The result is that the game feels a lot less building- and economy-dependent than the Warcraft series, instead allowing you to focus on building large armies (the aforementioned lack of queueing being the only thing standing in your way). It’s easy to send in fifty troops of varying types, making your success mostly based on selecting the right ones and getting the cash to be able to afford it.
The last part is the focus of the story. A new substance called Tiberium has appeared on Earth. It gathers minerals and other valuables, making it worth selling and controlling. In the game, it means that you need to harvest it to pay for your buildings, while in the story, it’s what the GDI (army) and Children of Nod (terrorists) want to control and get it to serve their own needs beyond the war they’re fighting, and use it to control the world.

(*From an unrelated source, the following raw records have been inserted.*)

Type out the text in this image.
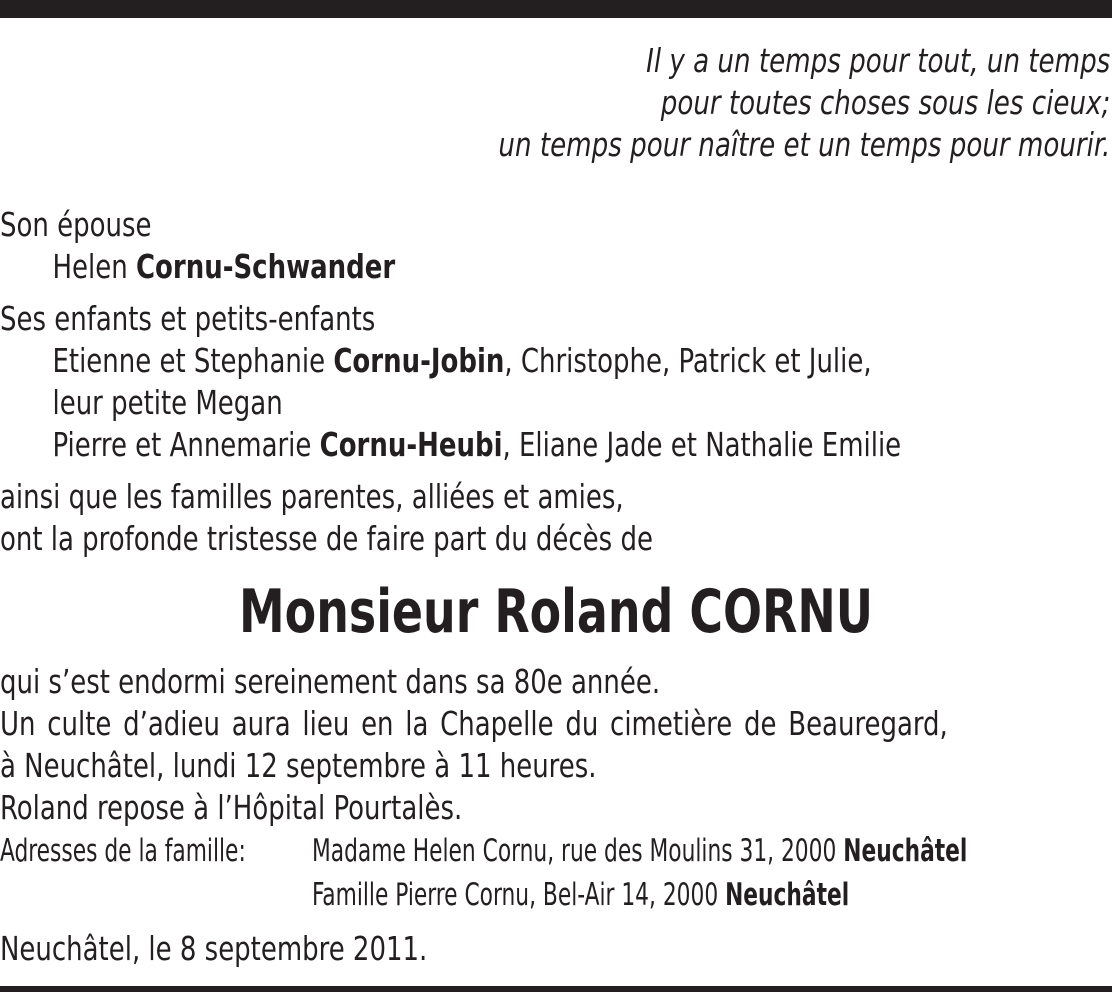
Il y a un temps pour tout, un temps
pour toutes choses sous les cieux;
un temps pour naître et un temps pour mourir.
Son épouse
Helen Cornu-Schwander
Ses enfants et petits-enfants
Etienne et Stephanie Cornu-Jobin, Christophe, Patrick et Julie,
leur petite Megan
Pierre et Annemarie Cornu-Heubi, Eliane Jade et Nathalie Emilie
ainsi que les familles parentes, alliées et amies,
ont la profonde tristesse de faire part du décès de
Monsieur Roland CORNU
qui s’est endormi sereinement dans sa 80e année.
Un culte d’adieu aura lieu en la Chapelle du cimetière de Beauregard,
à Neuchâtel, lundi 12 septembre à 11 heures.
Roland repose à l’Hôpital Pourtalès.
Adresses de la famille:	Madame Helen Cornu, rue des Moulins 31, 2000 Neuchâtel
Famille Pierre Cornu, Bel-Air 14, 2000 Neuchâtel
Neuchâtel, le 8 septembre 2011.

This last part also explains the level select screen. You get a map of Europe (for GDI) or Africa (for Nod) showing which territories each side controls, with arrows to indicate where you attack next. There are often a few options available, each direction having a different mission, giving you some extra options if you can’t finish one – another might be easier or suit you better.
In a way, this is really Dune with the serial numbers filed off – tiberium instead of spice, Earth instead of Dune‘s titular planet. The interface certainly fills different though, as well as all the other trappings, feeling more modern and army-like, befitting the real life setting. This comes through in the story as well. The basics are quite simple – two factions in opposition – but it has its own style.

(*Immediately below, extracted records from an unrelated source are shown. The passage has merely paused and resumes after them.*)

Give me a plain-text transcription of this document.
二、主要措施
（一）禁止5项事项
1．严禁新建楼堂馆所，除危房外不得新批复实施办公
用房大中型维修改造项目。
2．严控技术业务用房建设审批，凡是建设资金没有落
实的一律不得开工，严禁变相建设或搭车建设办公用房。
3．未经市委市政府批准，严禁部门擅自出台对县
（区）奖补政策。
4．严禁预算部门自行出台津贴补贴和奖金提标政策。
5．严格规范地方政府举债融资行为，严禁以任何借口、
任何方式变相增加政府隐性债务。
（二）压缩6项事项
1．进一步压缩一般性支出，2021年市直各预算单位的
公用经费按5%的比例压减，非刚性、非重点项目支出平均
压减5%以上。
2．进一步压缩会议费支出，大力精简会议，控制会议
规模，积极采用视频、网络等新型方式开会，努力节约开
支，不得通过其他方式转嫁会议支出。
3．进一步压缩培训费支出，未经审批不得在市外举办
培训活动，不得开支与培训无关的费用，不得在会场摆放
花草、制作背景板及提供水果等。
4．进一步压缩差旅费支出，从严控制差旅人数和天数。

Command & Conquer was released at an interesting point for story telling. With the rise of CD-ROMs, more space was available for video and graphics, and the options had increased. At the same time, 3D models and graphics were not advanced enough or available enough to use (most of the game’s graphics are sprite based). For storytelling, models might give a vague indication of who and what, but they were too static and rough to show emotion or add anything to what’s being said. Because of this combination, using real actors, often standing in front of blue-screened photos or early 3D renders, were used more often. We recently saw this with Gabriel Knight, The 7th Guest was the first to do it and we’ll see more of it in the Myst series. C&C, too, uses video cutscenes, often with a minimum of actors and mostly talking heads. Clearly, they wanted to keep costs down – a lot of the actors seemed to have been Westwood employees doing other work on the game. A number of them stuck around though – Kane, the leader of Nod, is in all the games, as well as a number of games in the spin-off series Red Alert (which we’ll describe further at the time), and is always played by Joseph D. Kucan. He is now apparently the longest recurring actor in any videogame franchise.
It’s still a tricky game, and graphically hasn’t aged well, but aside from being the blueprint many others following, Command & Conquer provides its own improved experience that made it far more compelling than earlier RTS games did. If Warcraft is where you went for the story, this is where you went for the interface and pure strategy.
Final Thoughts
When you compare it to the games that follow it, Command & Conquer feels incredibly bland. Even so, though, there’s something exciting about the feeling of sitting down in front of a computer and playing a game that, to the best of its ability, try to sell you being the godlike commander of an army, from the installer to changing the GUI when you get disowned by your faction.
Plenty of it feels a bit low budget, especially the acting, but the mix is that of a game confident in doing what it feels it needs to. A great example of the strategy game, stripped down to the bare basics that started the entire genre, it shows why an RTS is so compelling.